Agora, visualiza essa cena: em cima da mesa da copa tem um bolinho de chocolate, nem tão recente, mas que seria salvo magistralmente por aquele sorvete de leite. Conhecemos o geladinho bem, porque ele é servido aos domingos, único dia que a iguaria é compartilhada com a família. Abrimos o freezer. Estão lá, três potes brancos com o escrito: “Baccio de Latte”. Paramos e pensamos estrategicamente sobre qual pote pegar. Afinal, não queremos deixar rastros. As possibilidades são: 1) pegar um pote com o sorvete pela metade. Quem é de casa sabe: meu padrasto o degusta com colheradas direto no pote. Ou seja, podemos até comer um pouco e passarmos desapercebidos, mas vamos ter que compartilhar a baba; 2) pegar um pote inteiro fechado do sorvete. Nem se anime. Qualquer lasquinha será notada; 3) abrir o terceiro pote e… surpresa! Metade maracujá e metade chocolate sem leite (para a minha irmã vegana), disfarçados naquele pote branquinho escrito inocentemente “Baccio de Latte”. Ou seja, melhor se contentar em mastigar aquele bolinho seco puro mesmo.

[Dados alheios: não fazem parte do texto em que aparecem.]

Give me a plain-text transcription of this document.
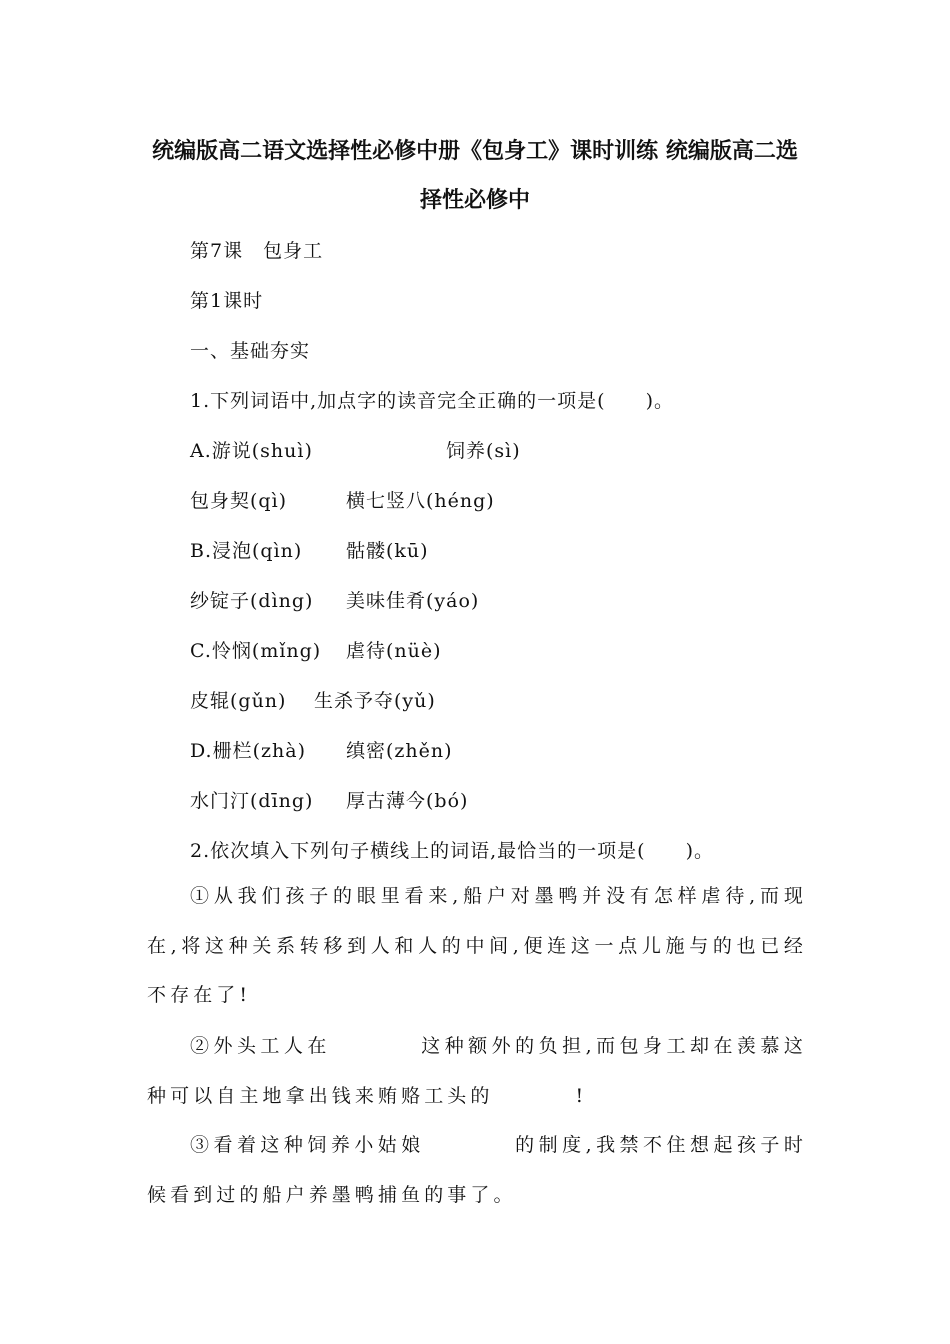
统编版高二语文选择性必修中册《包身工》课时训练 统编版高二选
择性必修中
第7课　包身工
第1课时
一、基础夯实
1.下列词语中,加点字的读音完全正确的一项是(　　)。
A.游说(shuì)	饲养(sì)
包身契(qì)	横七竖八(héng)
B.浸泡(qìn) 骷髅(kū)
纱锭子(dìng) 美味佳肴(yáo)
C.怜悯(mǐng) 虐待(nüè)
皮辊(gǔn) 生杀予夺(yǔ)
D.栅栏(zhà) 缜密(zhěn)
水门汀(dīng) 厚古薄今(bó)
2.依次填入下列句子横线上的词语,最恰当的一项是(　　)。
①从我们孩子的眼里看来,船户对墨鸭并没有怎样虐待,而现在,将这种关系转移到人和人的中间,便连这一点儿施与的也已经不存在了!
②外头工人在	这种额外的负担,而包身工却在羡慕这种可以自主地拿出钱来贿赂工头的	!
③看着这种饲养小姑娘	的制度,我禁不住想起孩子时候看到过的船户养墨鸭捕鱼的事了。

Outro ponto nevrálgico, veja você, está relacionado à água, tão essencial para vivermos. Pois bem, para sobrevivermos naquela casa é importante aprender a lidar com o filtro e seus humores. Existe uma linha tênue entre rodar o botão o suficiente para ele parar ou para ele te ferrar (leia-se pingar calmamente até alagar o chão). Eles moram em um sobrado. Como não chegam até a cozinha com dez pulinhos, como eu, colocaram um filtro no andar de cima, na sala de TV. Certa vez, algum desafortunado, que nunca foi identificado, pegou sua aguinha e deixou uma suave goteira. Pois bem, encharcou o tapete e manchou o assoalho de madeira. Vou deixar a imaginação de vocês visualizar a reação do meu padrasto quando ele viu a cena. Como se não bastasse, a água vazou para o andar de baixo e começou a pingar lentamente na sala de estar. Não fui eu, mas como não havia provas, me tranquei no quarto simulando uma enxaqueca e só saí no outro dia.

Foi um período diferente: às vezes desconfortável, às vezes divertido. Algumas vezes tive saudades de casa, outras aproveitei o colo da minha mãe e o carinho do meu padrasto. Mas a lição que aprendi é que, independentemente de morar na nossa casa, o importante mesmo é morar no nosso corpo, na nossa alma e na nossa vida. Mesmo que às vezes tenhamos que reformar um cômodo ou outro aqui dentro.

*Esse texto não reflete, necessariamente, a opinião da Jovem Pan.